Identical twins were significantly more likely to show the same patterns of social ties than fraternal twins, the researchers concluded.
"We have genes that make us popular and genes that make us act like yentas, making friendship matches among people we know," Christakis said. The research was reported in the Proceedings of the National Academy of Sciences.
Babies who are born more than three months early are up to three times more likely than other children to show symptoms of autism when screened using a standard checklist, Boston researchers report. The higher rate persisted even after excluding visual, motor, and cognitive impairments that are common in premature babies.
The 988 children in the study had not been diagnosed with autism, but they showed signs of the disorder according to a screening tool used by pediatricians for children who are 16 months to 30 months old. The checklist asks whether a child points at an object to show interest, for example, or how good their hearing is.
Among the general population children, the rate of positive scores is 5.7 percent. Among children in the study, who were born after less than 28 weeks, the rate was 21 percent. After children with disabilities were removed from the analysis, the rate was 16 percent.

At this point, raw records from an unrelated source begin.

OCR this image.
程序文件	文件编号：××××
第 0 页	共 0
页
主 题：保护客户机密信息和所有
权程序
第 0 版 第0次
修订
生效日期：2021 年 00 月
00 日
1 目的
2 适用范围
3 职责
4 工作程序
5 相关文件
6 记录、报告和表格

"We're not implying that it's prematurity that causes autism," lead author Dr. Karl Kuban, chief of pediatric neurology at Boston Medical Center, emphasized in an interview. "They may hare a common risk that leads to both, but it's not that one causes the other."
Pediatricians should be aware that children who have handicaps may score positive on the autism checklist without having autism, he said. Autism is diagnosed after a more rigorous evaluation, but because early detection helps children get treatment, screenings are recommended.
About 0.6 percent of children are diagnosed with autism, about one-tenth the number who score positive on the checklist.
The study appears in the Journal of Pediatrics. Follow-up studies of the children in the study are needed, Kuban said.
"If it turns out these children do go on to have autism much more often than we would expect, it does beg the question of why that should be and it offers us an avenue of study," he said.